There was a bombing and people were left lying there without arms or legs. People were screaming for help, but nobody could do anything because there was no hospital, there was no doctor. Everything was destroyed, all the ATMs were looted, the pharmacies were looted, the shops were looted, there was nothing left. My mother was sick. Three people were killed while cooking nearby. The woman was blown over by the shock wave. We couldn’t bury her. We kept hoping that it would all be over soon. It turned out that nothing ended and eventually we ran out of food, so we had to do something.

We lived in that basement for a month. On March 23, in the evening, we gathered in the basement and decided to leave Mariupol. I got my mother ready to leave too. We took nothing with us because it was very hard to carry anything more than a pair of socks and a big bottle of water. We walked and walked and walked. My mother could not carry on. At that point I had to choose between my son and my mother: to escape with him to find medicine, or to stay in Mariupol and look after her. I will always remember that moment. My mother told me to leave. She gave me some money to buy something to remember her by. We left and my mother went back home.

We walked 16 km that day, with Russian troops every 2 km checking everything: phones, laptops.  When I looked back, black smoke covered everything. People were dying in Mariupol. They were dying of hunger. How many people died there under the rubble!

As we walked on, there she was: Anna, a nurse. I am so grateful to her for getting me and my son out. I will thank her for the rest of my life. Anna called a friend, who came by car and picked us up. He took us to Urzuf [on the coast southwest of Mariupol]. As displaced people from Mariupol, we were told to go to Urzuf sanatorium. We were given free shelter and free food. We could change and wash our clothes because nobody had bathed for a month.

The next day we left [Urzuf] and went to Berdiansk [a city 80 km west of Mariupol, under the control of Russian troops]. At the sports centre were lines of displaced people waiting for the humanitarian bus. We waited for several days. We did not know when the buses would arrive. Thank God those buses came.

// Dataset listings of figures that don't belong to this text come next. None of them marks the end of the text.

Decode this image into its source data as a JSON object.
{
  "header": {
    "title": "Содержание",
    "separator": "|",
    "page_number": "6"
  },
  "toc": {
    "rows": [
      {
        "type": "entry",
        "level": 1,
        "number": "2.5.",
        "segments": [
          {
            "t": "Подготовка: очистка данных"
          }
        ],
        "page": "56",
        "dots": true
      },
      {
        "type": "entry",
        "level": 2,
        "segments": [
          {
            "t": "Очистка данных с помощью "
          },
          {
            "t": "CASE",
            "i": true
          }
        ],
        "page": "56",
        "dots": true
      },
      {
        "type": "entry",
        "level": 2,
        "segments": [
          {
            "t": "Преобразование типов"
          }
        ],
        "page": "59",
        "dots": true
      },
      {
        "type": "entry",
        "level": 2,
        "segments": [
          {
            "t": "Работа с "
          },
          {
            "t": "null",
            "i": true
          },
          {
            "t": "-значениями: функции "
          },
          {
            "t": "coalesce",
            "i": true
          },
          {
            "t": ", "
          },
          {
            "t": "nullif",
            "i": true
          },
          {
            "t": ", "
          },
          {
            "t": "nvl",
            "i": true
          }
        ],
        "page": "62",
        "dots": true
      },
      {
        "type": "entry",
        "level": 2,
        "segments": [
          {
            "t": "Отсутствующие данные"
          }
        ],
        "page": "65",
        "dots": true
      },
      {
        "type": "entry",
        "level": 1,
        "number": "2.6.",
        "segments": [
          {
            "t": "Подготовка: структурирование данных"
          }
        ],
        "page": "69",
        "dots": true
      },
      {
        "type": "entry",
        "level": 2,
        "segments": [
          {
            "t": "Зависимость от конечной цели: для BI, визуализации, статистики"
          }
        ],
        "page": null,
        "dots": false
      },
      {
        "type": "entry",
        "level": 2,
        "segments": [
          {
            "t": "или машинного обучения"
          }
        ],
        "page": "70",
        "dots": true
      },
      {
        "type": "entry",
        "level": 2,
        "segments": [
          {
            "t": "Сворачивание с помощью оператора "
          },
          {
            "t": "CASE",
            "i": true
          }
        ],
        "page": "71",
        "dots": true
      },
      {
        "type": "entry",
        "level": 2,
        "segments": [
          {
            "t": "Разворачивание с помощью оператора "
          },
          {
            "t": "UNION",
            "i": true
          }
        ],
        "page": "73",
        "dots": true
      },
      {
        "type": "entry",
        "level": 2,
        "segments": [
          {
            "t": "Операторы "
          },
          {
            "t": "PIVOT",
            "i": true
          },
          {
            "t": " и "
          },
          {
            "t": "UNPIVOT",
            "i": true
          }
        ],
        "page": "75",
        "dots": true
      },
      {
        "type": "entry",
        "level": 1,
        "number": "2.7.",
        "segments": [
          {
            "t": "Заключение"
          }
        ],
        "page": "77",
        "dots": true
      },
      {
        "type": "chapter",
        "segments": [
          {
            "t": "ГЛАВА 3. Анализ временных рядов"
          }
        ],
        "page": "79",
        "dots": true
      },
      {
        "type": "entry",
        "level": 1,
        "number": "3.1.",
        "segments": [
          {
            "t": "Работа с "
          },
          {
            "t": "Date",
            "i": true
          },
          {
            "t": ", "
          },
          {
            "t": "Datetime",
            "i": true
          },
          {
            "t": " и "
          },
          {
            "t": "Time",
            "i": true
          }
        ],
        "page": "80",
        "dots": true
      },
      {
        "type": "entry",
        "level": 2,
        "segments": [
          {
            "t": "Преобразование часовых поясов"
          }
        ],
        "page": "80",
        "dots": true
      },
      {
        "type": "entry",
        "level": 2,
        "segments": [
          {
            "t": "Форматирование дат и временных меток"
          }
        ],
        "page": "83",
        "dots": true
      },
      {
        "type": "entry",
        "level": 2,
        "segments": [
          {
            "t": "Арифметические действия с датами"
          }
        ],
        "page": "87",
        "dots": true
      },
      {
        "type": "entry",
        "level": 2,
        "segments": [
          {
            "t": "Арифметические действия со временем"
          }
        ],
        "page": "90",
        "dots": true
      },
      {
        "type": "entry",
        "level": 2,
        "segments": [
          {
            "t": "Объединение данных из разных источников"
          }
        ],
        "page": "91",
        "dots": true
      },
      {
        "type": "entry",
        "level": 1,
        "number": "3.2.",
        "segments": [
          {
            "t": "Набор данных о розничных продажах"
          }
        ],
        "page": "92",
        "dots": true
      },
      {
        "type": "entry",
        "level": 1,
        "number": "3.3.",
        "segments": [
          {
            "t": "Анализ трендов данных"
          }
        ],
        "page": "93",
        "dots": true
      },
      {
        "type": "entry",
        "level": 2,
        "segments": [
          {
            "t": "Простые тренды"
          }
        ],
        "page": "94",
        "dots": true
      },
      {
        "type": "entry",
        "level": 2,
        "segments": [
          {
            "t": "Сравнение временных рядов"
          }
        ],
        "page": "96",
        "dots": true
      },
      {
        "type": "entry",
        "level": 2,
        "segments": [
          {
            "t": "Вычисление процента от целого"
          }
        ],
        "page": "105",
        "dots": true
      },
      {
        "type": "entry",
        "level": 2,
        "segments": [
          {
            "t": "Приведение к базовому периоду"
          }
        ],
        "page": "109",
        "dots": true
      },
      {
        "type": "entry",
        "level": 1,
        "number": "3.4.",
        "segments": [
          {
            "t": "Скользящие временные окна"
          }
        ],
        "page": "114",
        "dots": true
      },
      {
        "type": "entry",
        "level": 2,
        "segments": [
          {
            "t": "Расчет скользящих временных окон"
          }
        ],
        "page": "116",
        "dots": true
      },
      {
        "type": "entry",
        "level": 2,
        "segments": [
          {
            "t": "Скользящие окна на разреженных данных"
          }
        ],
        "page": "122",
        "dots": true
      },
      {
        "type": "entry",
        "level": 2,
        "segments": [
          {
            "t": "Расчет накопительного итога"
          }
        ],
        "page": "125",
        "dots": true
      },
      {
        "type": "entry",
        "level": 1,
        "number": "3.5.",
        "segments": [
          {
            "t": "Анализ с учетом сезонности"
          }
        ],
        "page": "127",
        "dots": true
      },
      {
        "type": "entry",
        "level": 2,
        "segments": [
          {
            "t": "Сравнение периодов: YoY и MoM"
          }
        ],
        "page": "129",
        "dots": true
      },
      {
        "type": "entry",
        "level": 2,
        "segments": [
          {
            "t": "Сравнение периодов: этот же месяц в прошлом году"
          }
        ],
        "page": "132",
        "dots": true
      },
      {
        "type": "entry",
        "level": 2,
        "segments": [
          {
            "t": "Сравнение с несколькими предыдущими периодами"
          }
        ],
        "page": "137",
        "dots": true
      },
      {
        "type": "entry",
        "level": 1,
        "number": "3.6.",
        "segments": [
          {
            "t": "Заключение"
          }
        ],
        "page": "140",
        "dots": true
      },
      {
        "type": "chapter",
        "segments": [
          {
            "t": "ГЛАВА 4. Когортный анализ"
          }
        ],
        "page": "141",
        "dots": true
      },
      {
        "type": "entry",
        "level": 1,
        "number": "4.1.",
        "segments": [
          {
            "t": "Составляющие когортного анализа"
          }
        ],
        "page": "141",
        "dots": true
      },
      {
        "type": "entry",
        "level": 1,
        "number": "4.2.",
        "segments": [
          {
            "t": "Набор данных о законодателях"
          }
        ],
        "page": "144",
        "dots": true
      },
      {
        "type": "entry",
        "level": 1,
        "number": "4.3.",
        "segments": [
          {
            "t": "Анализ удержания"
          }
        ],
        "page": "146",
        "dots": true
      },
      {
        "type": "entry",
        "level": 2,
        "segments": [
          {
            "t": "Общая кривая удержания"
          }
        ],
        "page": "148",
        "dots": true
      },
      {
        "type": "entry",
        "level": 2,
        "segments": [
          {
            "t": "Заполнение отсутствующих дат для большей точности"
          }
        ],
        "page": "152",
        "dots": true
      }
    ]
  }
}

When we arrived in Zaporizhzhia [the largest city in the region, located near the demarcation line between Russian and Ukrainian forces], I felt my soul lighten. It had taken us four or five hours to get there and the buses were checked every 2 km by the military. When we finally crossed the demarcation line, all the people breathed as one. Ukrainian soldiers met us there and escorted us to Zaporizhzhia. We were taken to kindergartens, where we were fed and given small mattresses to sleep on.

From there, we took the train to Khmelnytskyi. When we were approaching Vinnytsia – I don’t know why, and even though it wasn’t my destination – I decided to get off the train. We settled in a hotel. With the help of my eldest son, who sent us money, we found an apartment and I got a job as a teaching assistant in a kindergarten.

For a year I was constantly stressed. My legs started to hurt, my body tore and split. I realised that I was getting worse, day by day and month by month. I didn’t know what to do, whether or not to go to work. I’m generally positive but I didn’t know how to move forward with my life. Eventually I had to quit my job at the kindergarten. I couldn’t understand the situation, no matter how logical I was about it. I couldn’t find a way on my own to have my health back.

The longer you put off seeing a psychologist, the worse it gets for you. One day, I was at the medical centre, and I met Mariana, one of the MSF health promoters. The day before, my son and I were talking about a good place to find a psychologist. But we didn’t have money to pay for psychotherapy. Mariana gave me the phone number of MSF’s centre. I called it and went there the following Monday at 9 a.m. After that I came once a week for consultations and each time I was greeted with a smile. I am very grateful. After all the exercises and talks with the psychologist, I felt like a new person. I started to think much more positively.

I’m working again, this time as a pharmacist’s assistant. My three children, aged 35, 30 and 20, are all fine. My mother has moved in with my daughter, who lives nearby. They look after each other now and we have regular video calls.”